By the third day though I slept through THREE alarms and finally showed up to coffee (having missed Eucharist entirely) bleary eyed and apologetic. The guest master (who clearly knew his business) sat back in his chair, staring at me over his mug of tea and chewing on a cookie. And after a long thoughtful silence he arched one eyebrow and asked:

“Did it ever occur to you, that perhaps, what you needed most today was sleep?”

It had not.

It is very easy to fall into that trap of busy good doing work and think that’s our job, that’s what God needs us to do.

When the team from All Saints went to the Bishop’s Leadership Conference last fall and the Bishop asked the gathered churches to describe themselves and their ministry I have to say nearly everyone who stood up to talk talked about the work their church was doing. How many meals they made, how many folks they housed, or clothed, or sent to camp. And those are good things, there’s nothing wrong with them.

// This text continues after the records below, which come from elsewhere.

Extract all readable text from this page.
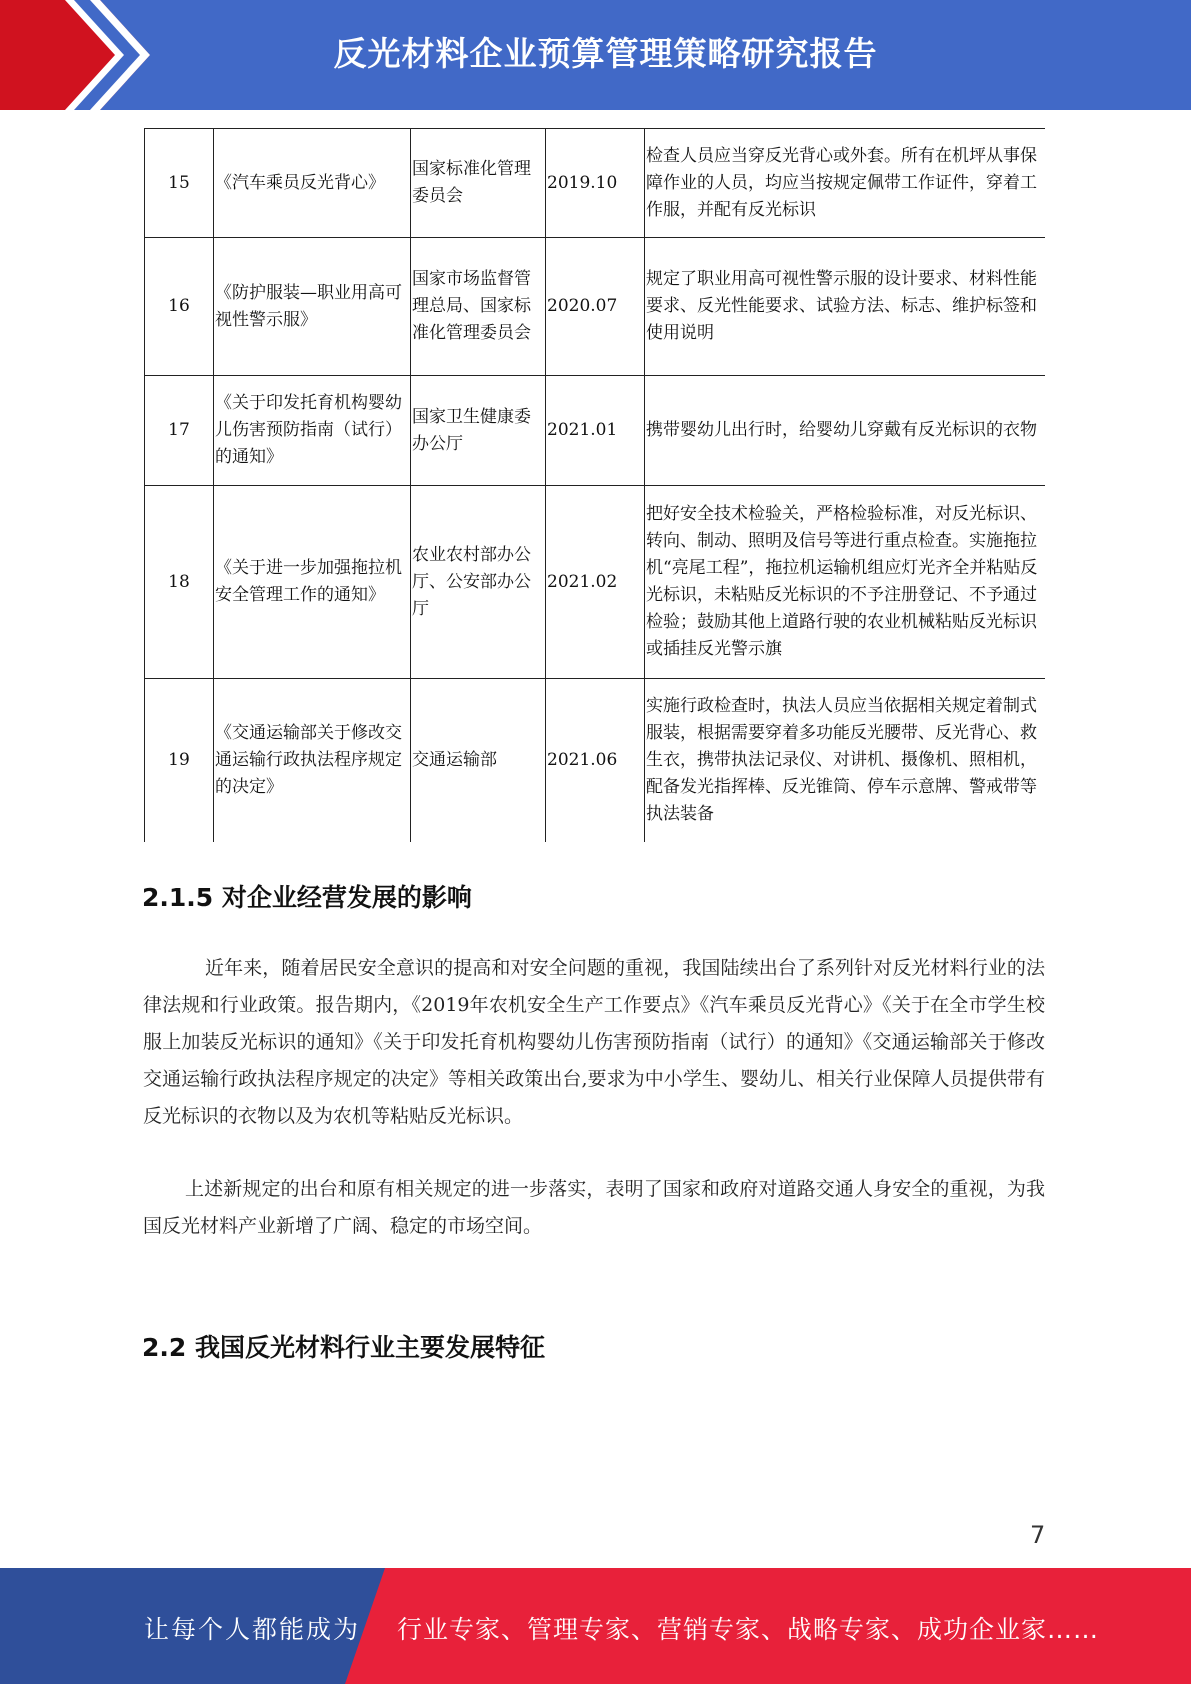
反光材料企业预算管理策略研究报告
15	《汽车乘员反光背心》	国家标准化管理委员会	2019.10	检查人员应当穿反光背心或外套。所有在机坪从事保障作业的人员，均应当按规定佩带工作证件，穿着工作服，并配有反光标识
16	《防护服装—职业用高可视性警示服》	国家市场监督管理总局、国家标准化管理委员会	2020.07	规定了职业用高可视性警示服的设计要求、材料性能要求、反光性能要求、试验方法、标志、维护标签和使用说明
17	《关于印发托育机构婴幼儿伤害预防指南（试行）的通知》	国家卫生健康委办公厅	2021.01	携带婴幼儿出行时，给婴幼儿穿戴有反光标识的衣物
18	《关于进一步加强拖拉机安全管理工作的通知》	农业农村部办公厅、公安部办公厅	2021.02	把好安全技术检验关，严格检验标准，对反光标识、转向、制动、照明及信号等进行重点检查。实施拖拉机“亮尾工程”，拖拉机运输机组应灯光齐全并粘贴反光标识，未粘贴反光标识的不予注册登记、不予通过检验；鼓励其他上道路行驶的农业机械粘贴反光标识或插挂反光警示旗
19	《交通运输部关于修改交通运输行政执法程序规定的决定》	交通运输部	2021.06	实施行政检查时，执法人员应当依据相关规定着制式服装，根据需要穿着多功能反光腰带、反光背心、救生衣，携带执法记录仪、对讲机、摄像机、照相机，配备发光指挥棒、反光锥筒、停车示意牌、警戒带等执法装备
2.1.5 对企业经营发展的影响
近年来，随着居民安全意识的提高和对安全问题的重视，我国陆续出台了系列针对反光材料行业的法律法规和行业政策。报告期内，《2019年农机安全生产工作要点》《汽车乘员反光背心》《关于在全市学生校服上加装反光标识的通知》《关于印发托育机构婴幼儿伤害预防指南（试行）的通知》《交通运输部关于修改交通运输行政执法程序规定的决定》等相关政策出台,要求为中小学生、婴幼儿、相关行业保障人员提供带有反光标识的衣物以及为农机等粘贴反光标识。
上述新规定的出台和原有相关规定的进一步落实，表明了国家和政府对道路交通人身安全的重视，为我国反光材料产业新增了广阔、稳定的市场空间。
2.2 我国反光材料行业主要发展特征
7
让每个人都能成为 行业专家、管理专家、营销专家、战略专家、成功企业家……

But what if, they aren’t the point? What if those things we do (knitting hats, cooking meals, collecting school supplies) aren’t the point of who we are as God’s family but just a natural outgrowth of the ways God cares for us?

God’s care for us is real and practical. It happens through the hands of the community around us, when Art gives Fay a ride to church? God’s getting Her kids carpool. When Bruce makes us all an amazing roast? Angel tapping us on the shoulder saying: honey eat something. When Deacon Ken shows up in your hospital room with jokes and a sacred meal: God is there.

The next time you come to communion remember this: when I put the bread in your hand, when our LEM offers you the cup and you hear those old old words: the body of Christ, the bread of heaven pause for a moment. Because I am not just telling you what God has given you, a bit of bread that is impossibly also Christ. I am naming the One who stands before me.


The Body of Christ. The hands and feet of Christ in this world.

The Body baking bread, and filling tall cool glasses of water for one another. Food and drink from God for God’s children.

And we are really, really good at being the ones baking the bread, and pouring the water, and telling someone else to rest and get their strength back. We are (we stubborn independent Protestants) far, far worse at actually letting someone else care for us.

But here’s the thing. The only way Elijah had the strength to get to where he needed to be to really encounter God was through the care of someone else. He had to let himself be cared for like a child, fed and watched over while he slept to come to that place where he could come face to face with the living God.

My challenge for each of us is that we, like Elijah might remember we are not in fact an island. That doing the work of God means allow God to care for us, to feed us, to give us rest; just as much as it is giving those good gifts to others.